The Crosspost filter tells NewsBin to filter out any post that was posted to more than X different newsgroups. X being some number that you configure.
Defining Filter Sets
To save a set of filters defined for a specific category of files, you can define a name identifying your set up filters. Do this by clicking the "New" button under "Filter Options" and specify a name for your new filter set. If you have a previous filter set defined that is close to what you want the new filter set to be, you can specify the other filter set as a "Template" and that will be used as a starting point for your new filter set.
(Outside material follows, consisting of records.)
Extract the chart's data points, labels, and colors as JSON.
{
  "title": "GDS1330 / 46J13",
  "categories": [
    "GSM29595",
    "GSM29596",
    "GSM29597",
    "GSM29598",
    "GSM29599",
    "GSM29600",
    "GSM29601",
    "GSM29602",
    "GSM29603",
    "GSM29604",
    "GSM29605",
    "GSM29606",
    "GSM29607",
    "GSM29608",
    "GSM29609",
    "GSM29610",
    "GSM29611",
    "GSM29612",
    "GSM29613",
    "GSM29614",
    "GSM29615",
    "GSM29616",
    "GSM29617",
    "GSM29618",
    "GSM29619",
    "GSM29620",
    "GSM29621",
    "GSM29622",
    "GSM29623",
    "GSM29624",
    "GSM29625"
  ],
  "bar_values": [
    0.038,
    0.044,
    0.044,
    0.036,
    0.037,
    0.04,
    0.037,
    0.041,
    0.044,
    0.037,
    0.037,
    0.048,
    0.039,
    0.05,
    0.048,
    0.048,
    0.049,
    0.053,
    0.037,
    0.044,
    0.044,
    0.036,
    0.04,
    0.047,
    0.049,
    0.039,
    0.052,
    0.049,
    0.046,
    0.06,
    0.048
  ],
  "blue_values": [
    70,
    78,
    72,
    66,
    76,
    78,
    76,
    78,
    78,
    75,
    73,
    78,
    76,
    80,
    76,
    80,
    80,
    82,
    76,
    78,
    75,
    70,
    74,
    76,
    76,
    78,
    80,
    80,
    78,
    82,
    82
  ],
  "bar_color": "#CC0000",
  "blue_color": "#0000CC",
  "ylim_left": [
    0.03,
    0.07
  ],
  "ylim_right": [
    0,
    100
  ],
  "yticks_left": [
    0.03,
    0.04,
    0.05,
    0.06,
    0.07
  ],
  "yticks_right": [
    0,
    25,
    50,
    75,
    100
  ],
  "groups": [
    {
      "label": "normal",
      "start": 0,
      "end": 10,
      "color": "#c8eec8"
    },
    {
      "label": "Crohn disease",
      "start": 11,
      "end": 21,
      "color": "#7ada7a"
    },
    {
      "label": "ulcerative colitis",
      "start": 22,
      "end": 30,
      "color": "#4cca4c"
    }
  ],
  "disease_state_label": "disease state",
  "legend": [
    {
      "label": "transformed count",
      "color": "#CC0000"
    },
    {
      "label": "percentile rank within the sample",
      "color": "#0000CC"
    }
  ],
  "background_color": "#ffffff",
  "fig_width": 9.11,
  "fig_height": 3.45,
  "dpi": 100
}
Once you have named your filter set, configure your filters and then hit "OK". If you want to change a filter set, go into the filters menu and select the filter set you want to modify. The filters will then be displayed on the screen.
To use a pre-defined filter set, use the "Apply Filter Profile" option on the main screen. This filter will apply to all download performed from that time forward. You can also assign filter set to be used for different groups by right-clicking on the group name and selecting "Filter Profile". Whenever you download from that group, the specified filter set will always be used.